Here are some ideas for fixing a simple lunch or snack. Culinary skills not required.
• Nothing cooks faster than an egg. Boiled? Scrambled? You decide.
• Pre-washed greens make salad prep super simple. You can even put an egg in it.
• Cottage cheese with a dash of balsamic vinegar, cucumbers and tomatoes is a tasty, balanced meal.
• Try plain yogurt with real fruit on top instead of the sweetened stuff on the bottom.
• Canned salmon with chopped orange slices and a dash of olive oil and balsamic vinegar is quick.
• Maybe you prefer tuna with celery and/or apple and a splash of mayonnaise.
• A boned and chopped chicken breast cooks very quickly. Add salad greens or other vegetables.
• A bowl of high-fibre cereal (5 + gms per serving) with milk, fruit and nuts is sure to satisfy.
• Remember the old faithful – sandwiches. Make it healthy with whole grain breads, vegetables and meat. Go easy on the cured meats.

You get the idea. While I’m mostly referring here about what to eat, how you eat is equally important. Stop what you’re doing and take a deserving break. Eat slowly and mindfully, notice and enjoy what you’re having and what you’re doing.

I’ve worked with many clients who never take a break during the workday. Sometimes encouraged by a work culture, this can easily become a habit that has the potential to undermine both health and happiness. I can’t believe it’s really productive to the workplace either.

Because I make food important, and I really do enjoy good food, it’s always worth it to me to prepare something. It’s a little easier for me, as I work from home. (Did I mention I appreciate my own cooking?)

With a little planning you can prepare lots of simple things to eat. Clients always tell me that when they plan their meals ahead they eat a lot better. Make a list of possibilities, then keep adding to it. A little planning prevents being caught off guard and compelled to grab something you might later regret.

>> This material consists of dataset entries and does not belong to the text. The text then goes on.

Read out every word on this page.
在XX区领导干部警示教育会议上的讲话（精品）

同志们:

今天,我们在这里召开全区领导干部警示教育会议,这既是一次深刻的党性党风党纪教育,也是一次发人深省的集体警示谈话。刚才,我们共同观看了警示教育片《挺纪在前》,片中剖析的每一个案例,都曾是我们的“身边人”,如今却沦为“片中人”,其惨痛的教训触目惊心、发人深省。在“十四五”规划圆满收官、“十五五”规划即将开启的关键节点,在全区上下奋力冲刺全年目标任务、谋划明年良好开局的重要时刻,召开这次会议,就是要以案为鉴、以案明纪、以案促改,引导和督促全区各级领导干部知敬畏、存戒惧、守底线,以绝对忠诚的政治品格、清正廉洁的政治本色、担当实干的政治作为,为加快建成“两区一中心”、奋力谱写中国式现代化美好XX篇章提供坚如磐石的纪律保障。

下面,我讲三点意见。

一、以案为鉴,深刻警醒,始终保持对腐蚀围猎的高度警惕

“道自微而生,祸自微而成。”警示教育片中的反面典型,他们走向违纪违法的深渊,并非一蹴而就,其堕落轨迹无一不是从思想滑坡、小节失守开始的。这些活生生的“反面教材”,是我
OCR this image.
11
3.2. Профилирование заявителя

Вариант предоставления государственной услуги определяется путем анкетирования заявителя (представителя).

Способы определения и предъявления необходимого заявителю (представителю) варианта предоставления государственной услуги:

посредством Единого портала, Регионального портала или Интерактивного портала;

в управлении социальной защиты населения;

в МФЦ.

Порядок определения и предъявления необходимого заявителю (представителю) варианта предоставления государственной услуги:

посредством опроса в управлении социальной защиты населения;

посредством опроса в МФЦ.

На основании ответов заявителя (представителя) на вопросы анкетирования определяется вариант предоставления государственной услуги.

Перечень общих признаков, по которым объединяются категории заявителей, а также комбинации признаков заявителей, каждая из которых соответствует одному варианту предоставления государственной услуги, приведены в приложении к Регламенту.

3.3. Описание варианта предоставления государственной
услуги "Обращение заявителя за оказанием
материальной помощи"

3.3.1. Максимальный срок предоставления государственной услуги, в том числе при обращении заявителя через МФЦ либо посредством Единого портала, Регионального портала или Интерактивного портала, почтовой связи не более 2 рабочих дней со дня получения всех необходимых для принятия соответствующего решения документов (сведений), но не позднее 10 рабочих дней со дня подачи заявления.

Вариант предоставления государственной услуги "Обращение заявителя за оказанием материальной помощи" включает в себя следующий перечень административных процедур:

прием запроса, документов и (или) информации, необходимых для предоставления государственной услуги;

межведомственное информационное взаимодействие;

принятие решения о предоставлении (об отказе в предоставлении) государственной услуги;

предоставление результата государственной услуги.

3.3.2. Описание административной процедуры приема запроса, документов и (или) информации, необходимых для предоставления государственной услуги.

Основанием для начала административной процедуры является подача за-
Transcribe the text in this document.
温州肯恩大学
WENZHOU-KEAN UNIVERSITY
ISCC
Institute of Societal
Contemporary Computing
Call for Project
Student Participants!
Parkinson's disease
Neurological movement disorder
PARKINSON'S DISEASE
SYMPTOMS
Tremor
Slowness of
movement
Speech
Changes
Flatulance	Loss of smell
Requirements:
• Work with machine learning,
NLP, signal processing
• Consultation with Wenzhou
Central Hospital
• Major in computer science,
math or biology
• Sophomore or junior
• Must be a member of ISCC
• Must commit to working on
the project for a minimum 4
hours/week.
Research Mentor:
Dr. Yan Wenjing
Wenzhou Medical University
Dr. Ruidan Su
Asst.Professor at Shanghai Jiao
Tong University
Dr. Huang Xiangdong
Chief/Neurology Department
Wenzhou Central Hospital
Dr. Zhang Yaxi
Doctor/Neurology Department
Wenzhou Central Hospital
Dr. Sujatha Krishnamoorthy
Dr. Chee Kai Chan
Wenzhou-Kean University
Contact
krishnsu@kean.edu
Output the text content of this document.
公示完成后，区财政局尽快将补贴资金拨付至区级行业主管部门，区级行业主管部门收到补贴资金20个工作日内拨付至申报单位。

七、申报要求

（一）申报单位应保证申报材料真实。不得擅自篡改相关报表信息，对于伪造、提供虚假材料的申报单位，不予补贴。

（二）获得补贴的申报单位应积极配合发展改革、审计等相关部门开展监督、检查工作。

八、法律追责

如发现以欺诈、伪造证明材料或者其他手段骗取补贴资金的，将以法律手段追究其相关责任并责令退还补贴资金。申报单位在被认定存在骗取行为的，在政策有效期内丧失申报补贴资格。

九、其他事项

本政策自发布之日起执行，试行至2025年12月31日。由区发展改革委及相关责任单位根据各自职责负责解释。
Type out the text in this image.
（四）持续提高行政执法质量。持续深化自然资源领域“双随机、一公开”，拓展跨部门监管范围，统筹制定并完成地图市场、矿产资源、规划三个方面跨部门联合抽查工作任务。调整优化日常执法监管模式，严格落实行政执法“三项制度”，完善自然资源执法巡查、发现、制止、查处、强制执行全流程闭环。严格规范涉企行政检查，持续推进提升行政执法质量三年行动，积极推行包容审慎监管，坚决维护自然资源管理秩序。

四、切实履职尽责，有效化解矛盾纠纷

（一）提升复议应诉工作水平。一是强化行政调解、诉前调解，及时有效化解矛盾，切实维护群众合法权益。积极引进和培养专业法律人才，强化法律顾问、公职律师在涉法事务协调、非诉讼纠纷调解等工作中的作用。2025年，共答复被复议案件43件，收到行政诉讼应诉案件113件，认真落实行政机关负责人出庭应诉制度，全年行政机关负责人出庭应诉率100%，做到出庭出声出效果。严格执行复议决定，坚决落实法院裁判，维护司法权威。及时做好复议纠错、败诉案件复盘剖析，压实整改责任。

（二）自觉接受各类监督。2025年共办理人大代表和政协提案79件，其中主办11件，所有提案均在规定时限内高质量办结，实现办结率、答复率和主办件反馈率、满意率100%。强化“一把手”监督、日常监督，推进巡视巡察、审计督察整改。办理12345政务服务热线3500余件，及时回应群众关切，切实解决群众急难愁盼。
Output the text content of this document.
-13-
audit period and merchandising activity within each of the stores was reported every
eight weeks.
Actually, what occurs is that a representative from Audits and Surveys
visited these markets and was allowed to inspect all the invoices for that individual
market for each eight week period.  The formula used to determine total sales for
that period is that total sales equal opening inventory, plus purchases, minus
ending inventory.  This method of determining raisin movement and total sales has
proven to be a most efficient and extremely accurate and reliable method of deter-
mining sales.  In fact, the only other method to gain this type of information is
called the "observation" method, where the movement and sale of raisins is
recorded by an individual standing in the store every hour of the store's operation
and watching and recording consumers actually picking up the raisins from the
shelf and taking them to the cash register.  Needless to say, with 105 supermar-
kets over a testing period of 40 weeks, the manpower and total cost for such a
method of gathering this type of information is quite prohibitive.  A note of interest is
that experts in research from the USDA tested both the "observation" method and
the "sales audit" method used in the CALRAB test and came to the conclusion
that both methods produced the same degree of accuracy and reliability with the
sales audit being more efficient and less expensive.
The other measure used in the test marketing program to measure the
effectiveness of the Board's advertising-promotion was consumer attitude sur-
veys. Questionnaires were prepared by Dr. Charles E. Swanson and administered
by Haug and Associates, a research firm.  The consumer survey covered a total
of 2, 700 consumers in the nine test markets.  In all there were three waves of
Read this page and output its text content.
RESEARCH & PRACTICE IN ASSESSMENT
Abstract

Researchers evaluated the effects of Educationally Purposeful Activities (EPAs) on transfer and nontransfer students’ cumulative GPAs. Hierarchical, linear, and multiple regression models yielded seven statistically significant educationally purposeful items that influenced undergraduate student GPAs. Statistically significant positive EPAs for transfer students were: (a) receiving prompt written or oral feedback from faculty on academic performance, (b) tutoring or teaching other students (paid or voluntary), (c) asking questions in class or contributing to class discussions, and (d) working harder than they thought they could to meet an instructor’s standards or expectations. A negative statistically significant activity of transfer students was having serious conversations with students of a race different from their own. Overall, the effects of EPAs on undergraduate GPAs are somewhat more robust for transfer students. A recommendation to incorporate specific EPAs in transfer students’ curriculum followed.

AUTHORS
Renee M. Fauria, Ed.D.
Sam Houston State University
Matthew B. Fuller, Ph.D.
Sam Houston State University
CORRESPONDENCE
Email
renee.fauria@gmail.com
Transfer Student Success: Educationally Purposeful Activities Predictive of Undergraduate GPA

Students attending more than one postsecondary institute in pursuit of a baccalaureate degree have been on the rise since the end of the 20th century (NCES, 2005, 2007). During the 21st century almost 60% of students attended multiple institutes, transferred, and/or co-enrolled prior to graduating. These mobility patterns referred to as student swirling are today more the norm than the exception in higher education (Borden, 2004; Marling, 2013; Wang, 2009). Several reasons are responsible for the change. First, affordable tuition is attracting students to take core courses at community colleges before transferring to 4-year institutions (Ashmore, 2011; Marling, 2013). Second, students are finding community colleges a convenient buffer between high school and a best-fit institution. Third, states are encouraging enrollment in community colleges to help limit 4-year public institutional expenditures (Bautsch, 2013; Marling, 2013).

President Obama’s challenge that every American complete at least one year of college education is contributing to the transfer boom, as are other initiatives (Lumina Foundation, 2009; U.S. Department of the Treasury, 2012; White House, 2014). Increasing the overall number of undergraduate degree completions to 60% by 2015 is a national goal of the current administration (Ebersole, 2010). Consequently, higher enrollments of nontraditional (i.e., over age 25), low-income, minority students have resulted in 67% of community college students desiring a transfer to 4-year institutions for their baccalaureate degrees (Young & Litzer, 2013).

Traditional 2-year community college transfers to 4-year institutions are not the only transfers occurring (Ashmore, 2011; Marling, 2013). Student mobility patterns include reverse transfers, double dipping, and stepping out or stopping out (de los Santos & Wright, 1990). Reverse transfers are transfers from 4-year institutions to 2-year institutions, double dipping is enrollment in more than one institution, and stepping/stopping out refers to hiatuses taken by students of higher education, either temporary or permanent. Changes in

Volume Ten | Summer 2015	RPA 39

If you don’t have time to cook or eat, what are you making more important? Is it truly more important? Remember that food is the fuel for your body. Besides water, what can be more basic and important to your life than the food you eat and how you eat it?

When you make food important you might:
• plan your meals
• keep the fridge stocked
• eat out less often
• use fresh, whole foods versus processed
• eat a balanced breakfast daily
• not skip meals
• understand the basics of nutrition
• read labels
• be willing to pay more for groceries
• grow your own vegetables
• sit down at a table to eat
• take time to chew, savor and enjoy your food
• remove distractions like TV or the newspaper

Now let’s make an important distinction.
 When I talk about making food important it comes from a positive, healthy place. It should feel good. If you are constantly thinking about what you will eat next, or constantly eating, or obsessing about calories, you too are making food important – but in an unhealthy, negative, kind of way. It doesn’t feel very good to be here. Perhaps food has become the enemy instead of an ally. And the availability of food on every corner is not supporting you. Let the list above inspire you, one step at a time.

Food on every corner, and everywhere in between, means tempting, fast food is always available. Ironically, restaurants and food vendors don’t always make food important. They make profit important. Don’t be taken in.

I’m left wondering. Why is it that at a White Sox game all there is to eat are hot dogs and ice cream? (Now I’m really cranky!) Come on food industry. Let us grow up instead of out.